Albania’s prime minister has launched an astonishing attack on home secretary Suella Braverman’s “insane” rhetoric – saying the UK should stop blaming his country for the small boat crossing crisis.
Ms Braverman has claimed she will tackle the “invasion” on Britain’s south coast, with British officials claiming Albanian criminal gangs are facilitating the English Channel crossings.
But prime minister Edi Rama said the British government “stop discriminating” against Albanians to “excuse policy failures” as she targets them during the immigration crisis.
The Albanian leader tweeted: “Targeting Albanians (as some shamefully did when fighting for Brexit) as the cause of Britain’s crime and border problems makes for easy rhetoric but ignores hard fact.”
Mr Rami said: “Repeating the same things and expecting different results is insane (ask Einstein!). UK should fight the crime gangs of all nationalities and stop discriminating v Albanians to excuse policy failures.”
“Albania is not a rich country and was for a very long time a victim of empires, we never had our own. We have a duty to fight crime at home and are doing so resolutely … Ready to work closer with UK, but facts are crucial. So is mutual respect,” he added.
Ms Braverman is under fire following her inflammatory “invasion” comments in the Commons on Monday, saying: “Let’s stop pretending that they are all refugees in distress.”
The government is said to be drawing up plans to change asylum rules so Albanians arriving on small boats will have their claims assessed separately and “within days” in a bid to start rapid returns.
Immigration minister Robert Jenrick, who previously said ministers were working on a “fast track” system, plans to visit Albania in the next fortnight, according to The Times.
The newspaper reported that the government is considering how to block Albanians migrants from appealing against speedy rejection of their initial asylum claim so they could be deported immediately.
However, a legal expert said: “How can you exercise your appeal rights if you’re not in the UK? It would be extrajudicial, and contravene rights under the [UN] Refugee Convention.”

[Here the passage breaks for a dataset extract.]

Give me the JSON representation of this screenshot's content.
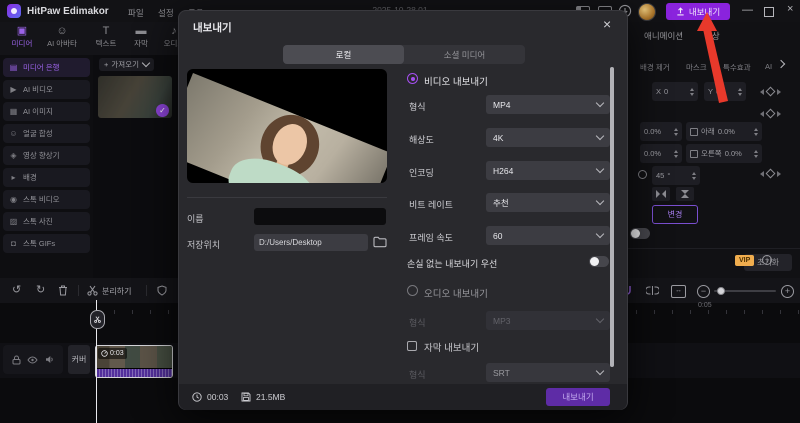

But ties with Albania appear to have worsened after a warning issued by Dan O’Mahoney, the Home Office’s Channel threat commander, said Albanian gangs have a “foothold” in northern France and were now “dominating” the operation.

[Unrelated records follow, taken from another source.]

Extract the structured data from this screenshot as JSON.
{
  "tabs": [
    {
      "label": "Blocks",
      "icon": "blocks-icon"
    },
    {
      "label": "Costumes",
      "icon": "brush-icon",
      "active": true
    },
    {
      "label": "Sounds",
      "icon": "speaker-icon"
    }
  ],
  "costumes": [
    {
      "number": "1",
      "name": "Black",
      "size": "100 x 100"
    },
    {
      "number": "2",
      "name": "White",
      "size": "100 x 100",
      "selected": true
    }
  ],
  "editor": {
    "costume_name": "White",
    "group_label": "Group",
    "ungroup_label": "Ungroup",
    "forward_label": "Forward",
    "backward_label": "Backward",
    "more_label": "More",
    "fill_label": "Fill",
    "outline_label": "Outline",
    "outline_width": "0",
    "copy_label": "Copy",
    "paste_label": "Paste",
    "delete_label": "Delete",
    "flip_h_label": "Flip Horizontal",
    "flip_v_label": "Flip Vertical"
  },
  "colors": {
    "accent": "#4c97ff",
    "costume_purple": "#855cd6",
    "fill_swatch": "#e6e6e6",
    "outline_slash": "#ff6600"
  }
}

He told the Commons: “Two years ago, 50 Albanians arrived in the UK in small boats, last year it was 800 and this year so far it’s been 12,000 of which about 10,000 are single adult men. So the rise has been exponential.”
Cabinet minister Mark Harper defended Ms Braverman over her language on small boat crossings, saying she was merely demonstrating to the public she “gets it” and “understands the scale of the problem”.
Rishi Sunak told the Commons on Wednesday that he was “on the same page” as his home secretary. But refused to say whether she was given legal warnings about blocking the transfer of asylum seekers from overcrowded processing centre in Manston into hotels.
Hundreds of migrants have been moved from Manston in Kent in recent days – but councils are fighting to stop the government from using hotels to house asylum seekers, with at least four authorities taking legal action.
Great Yarmouth Borough Council said it had secured an interim injunction in relation to one hotel in a “prime tourism location where there is a proposed use as a hostel for accommodating asylum seekers”.
East Riding of Yorkshire Council, Stoke City Council and Ipswich Borough Council are also taking legal action.
Seperately, a local authority chief has warned that the system for moving lone asylum-seeking children out of the hotels and on into long-term care placements is “overloaded” and “simply cannot cope”.
Britain “cannot and should not” have such children staying in hotels, said Local Government Association (LGA) chairman James Jamieson, who called for a better system across the country.
Labour leader Sir Keir Starmer attacked the government’s failure to process asylum claims at PMQs – saying figures showed that only 4 per cent of people arriving via small boats last year have had their claim processed.
Sir Keir Starmer questioned how a “broken” asylum system could be anyone’s fault but the Tories, after Ms Braverman said earlier this week that the asylum system was broken. “Who broke it?” he asked.
Mr Sunak admitted that “not enough” asylum claims had been processed – but insisted: “That’s what we are going to fix.” He described the small boats crossings as a “serious and escalating problem”.
Meanwhile, new analysis by Labour found that new rules introduced by the Tories in January 2021 have added additional six-month delays to thousands of cases on top of the existing asylum backlog – adding £400m to the cost of the system.
Yvette Cooper, shadow home secretary, said: “There has been a total collapse in asylum decision making with just half the number of decisions being made, and a big increase in bureaucracy at the same time as there are no return agreements in place.”